We must not return to a hard border in Ireland

Posted By: February 19, 2018



Jenny Chapman. The Times. London. Monday, February 19, 2018

Jenny Chapman is Labour MP for Darlington and a member of Labour’s shadow Brexit team

After nearly twenty years of peace, it’s easy to take progress in Northern Ireland for granted. Questions about the incompatibility of Brexit and the Good Friday Agreement are dismissed as the latest obsession of the unreconciled Remainer. But fears about what Brexit means for Northern Ireland are genuine and need answers.

Those wanting greater control and enforcement of rules on immigration after Brexit imagine the reinstatement of a hard Border on the island of Ireland will help. It won’t. The common travel area has allowed citizens of both countries to move freely, give or take the occasional interruption, since 1925. We need to remember that the Border was dismantled not in response to an EU treaty, but to achieve peace. The watchtowers, checkpoints, and guns were removed because that is what was agreed in the Good Friday agreement, not because both countries are EU members. Having said that, there is no doubt that aspects of EU membership helped remove some of the obstacles to the softening of the Irish border.

Customs union membership allowed the movement of goods without customs checks across borders. When checkpoints were removed to achieve peace, the infrastructure could be done away with entirely because both countries were members of a customs union. There was no need to stop lorries and check loads because the UK and Ireland applied the same customs rules. Today the meandering border is invisible, allowing well over 100 million crossings every year. The dividend of peace has been a flourishing trade, with 35 percent of Northern Ireland’s exports heading south across the border, involving 7,000 small businesses annually.
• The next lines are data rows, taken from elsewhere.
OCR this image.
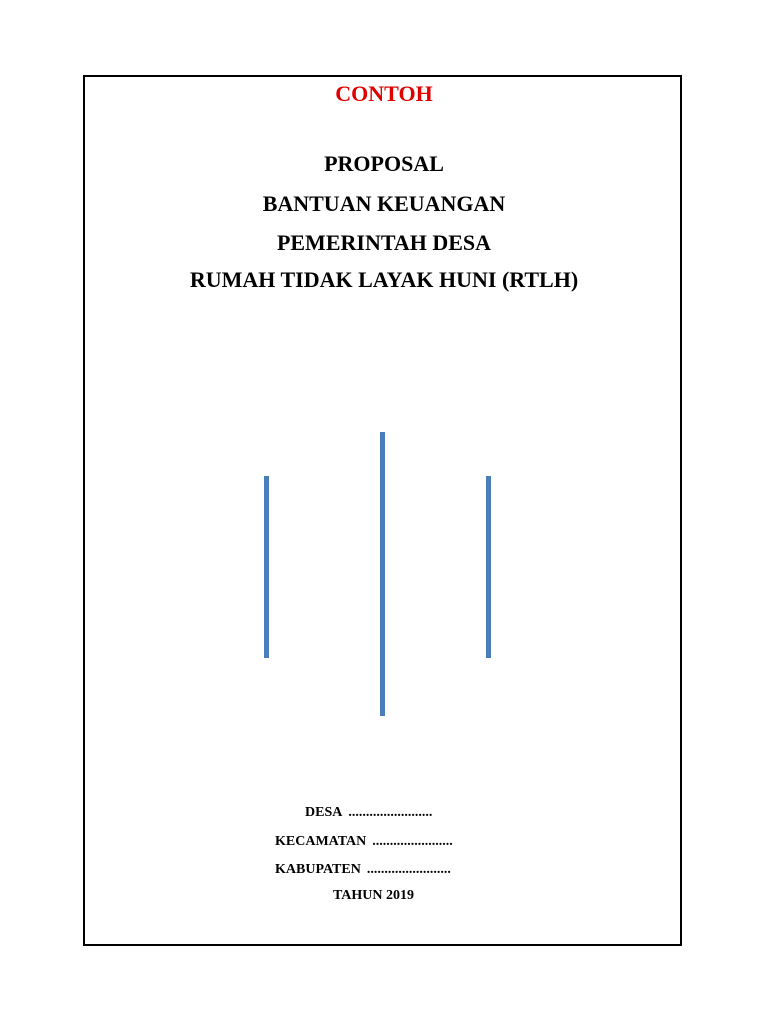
CONTOH
PROPOSAL
BANTUAN KEUANGAN
PEMERINTAH DESA
RUMAH TIDAK LAYAK HUNI (RTLH)
DESA ........................
KECAMATAN .......................
KABUPATEN ........................
TAHUN 2019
As well as the undoubted economic benefits, the invisible Border has improved daily life. Around 15,000 people cross the border each day for work. Hundreds of children cross the border to get to school. Cancer treatment, children’s cardiology, and radiology services are among a growing number of health services provided on a cross-border basis. Communities have grown used to life without a hard border and have no intention of returning to the hassle, delay, admin and inconvenience they know it brings.

A future hard land Border would not be unique to Northern Ireland — there are hard borders between Norway and Sweden, and the USA and Canada — but the history of this place is different. A return to checkpoints for whatever purpose and even the most discreet of arrangements would be a target for vandalism or worse and would need to be protected. As the owner of a successful Northern Ireland business told me, “even electronic border posts wouldn’t last a day.”


Northern Ireland is part of our country and parliament has the same duty to citizens of Derry as it does to those of Darlington. That is why the Labour Party has promised to support a Brexit deal only if it secures the open Border in Northern Ireland. So far the Government has been unable to explain how it can keep an open Border without a comprehensive UK-wide customs union with the EU. That is why Labour says we should keep a customs union on the table as a viable outcome of Brexit negotiations. Dogmatically ruling out a customs union, without knowing how the solemn promises made to Northern Ireland at the end of the first phase of the Brexit negotiations can be fulfilled, risks the security, prosperity, and stability of over 2 million of our citizens.

The continuing absence of an executive at Stormont muffles the voices of Northern Ireland at a critical time. Brexit could change the lives of the people of Northern Ireland more than anywhere else in the UK, and negotiators on both sides need to hear from them. None of us should ever look to Northern Ireland’s future without remembering the more than 3,500 people who lost their lives in the 30 years before the Good Friday Agreement. That means whatever else Brexit brings, Labour will hold Theresa May to her promises to Northern Ireland, and won’t allow the clock to be turned back on the Irish border.